Gemeinsamer Nenner Transparenz

Die Forderung nach Transparenz, oder Wahrhaftigkeit in der Diktion des Moraltheologen Günther Virt, einte die Podiumsmitglieder untereinander und das Podium mit dem Publikum. Prof. Virt verwies in diesem Zusammenhang auf das Spannungsfeld zwischen der Autonomie (des Patienten) und der Fürsorge (durch das Gesundheitswesen) und warnte davor, bei der auch für ihn unumgänglichen Kosten-Nutzen-Analyse reduktionistische Menschenbilder anzuwenden. Beiträge aus dem Publikum verlagerten die Transparenzdebatte auf den Bereich der medizinischen Forschung. Wie wirksam ein Medikament oder eine Behandlung wirklich ist werde verschleiert, wenn die Ergebnisse von Studien nur teilweise und tendenziös ausgewählt publiziert würden. Kritisiert wurde die Einflussnahme von Drittmittelgebern auf den Umgang mit Forschungsergebnissen und die Abwehr von komplementärmedizinischen Mitteln und Methoden. Prof. Virt meinte, dass sich Grundlagen- und Anwendungsforschung nicht klar trennen ließen und setzte seine Hoffnung in verschärfte Zulassungsbedingungen. Inzwischen sei die Forderung nach Veröffentlichung aller Resultate eines Forschungsprojekts sogar in die Helsinki-Deklaration aufgenommen und damit von EU-weiter Bedeutung, wenn auch die Umsetzung noch dauere.
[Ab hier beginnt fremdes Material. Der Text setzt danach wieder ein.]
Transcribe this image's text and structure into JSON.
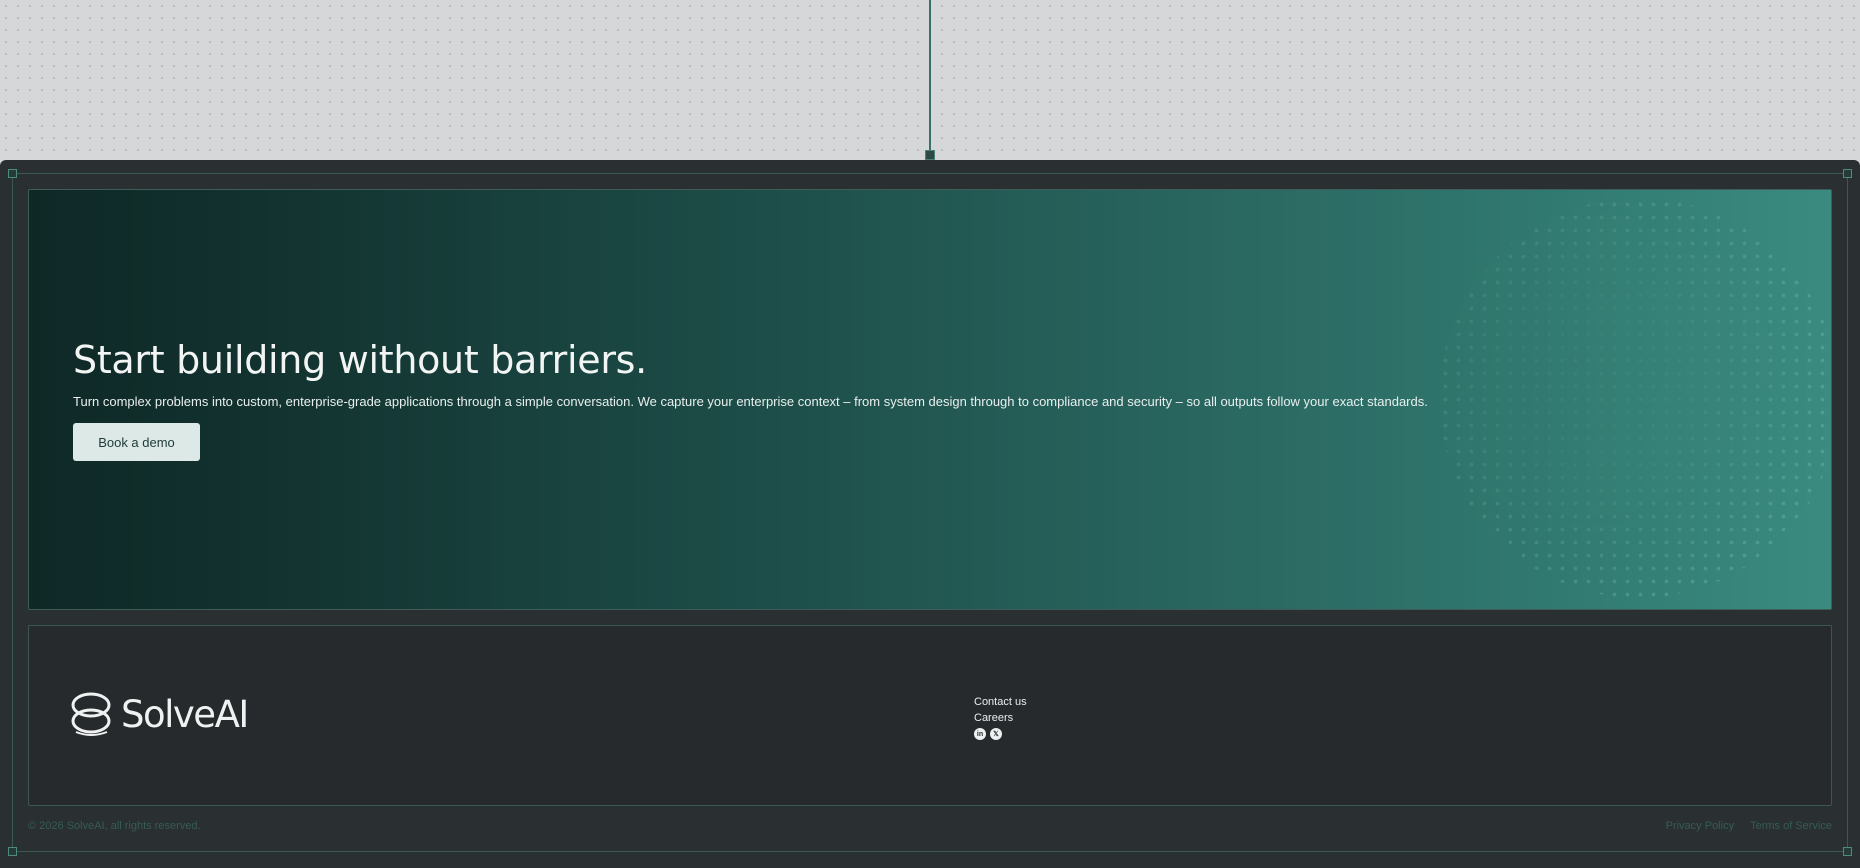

Der Markt funktioniert nur bei transparenten Informationen, aber er schafft diese nicht

Das zweite Hauptthema des Abends war der Markt im Gesundheitswesen. Ist Gesundheit ein öffentliches oder ein privates Gut? Heinz Öhler sieht sie als öffentliches Gut, das der Markt nicht adäquat regeln kann. Er stellte die Vision der österreichischen gesetzlichen Sozialversicherung vor, allen Menschen, unabhängig von ihren finanziellen Mitteln, eine an ihren Bedürfnissen orientierte, effektive und effiziente medizinische Versorgung zu bieten. Diese Vision werde in der österreichischen Sozialversicherung auch gelebt, in den letzten 20 Jahren jedoch unter immer schwierigeren Rahmenbedingungen: knappere Budgets, die Aufteilung der Zuständigkeit auf zwei Ministerien und der Übergang von einer sozial-fürsorglichen zu einer rechtlich anspruchsorientierten Grundhaltung. In immer mehr Fällen sei es notwendig sich als arm zu outen, um den Anspruch auf eine Versicherungsleistung nachzuweisen. Dies beschädige schon im Vorfeld einer Behandlung die Würde der Patientinnen und Patienten. Der Gesundheitsökonom Felder gab zu bedenken, dass ohne Wettbewerb unter den Versicherungen wenig Veranlassung für eine quasi-monopolistische Organisation bestehe, sich um einzelne Patienten zu bemühen. Er favorisierte das Schweizer Modell mit freier Wahl der Krankenversicherung und Teilabgeltung der Beiträge durch den Kanton für finanzschwache Personen. Daran schloss sich eine heftige Diskussion über Finanzierungsvarianten an. Heinz Oehler und Günther Virt zeigten sich optimistisch: eine medizinisch nützliche und sozial verträgliche Gesundheitsversorgung sei langfristig finanzierbar, allerdings ohne Pflegekosten. Prof. Felder war überzeugt, dass in längstens 20 Jahren nicht mehr alle Leistungen finanzierbar sein würden. Einig waren sich alle drei Experten darin, dass eine öffentliche Debatte darüber nötig sei, welche Leistungen die Sozialversicherung übernimmt und welche nicht. Abschließend erinnerte Prof. Virt an die Hauptursache für gesundheitliche Probleme – die Armut.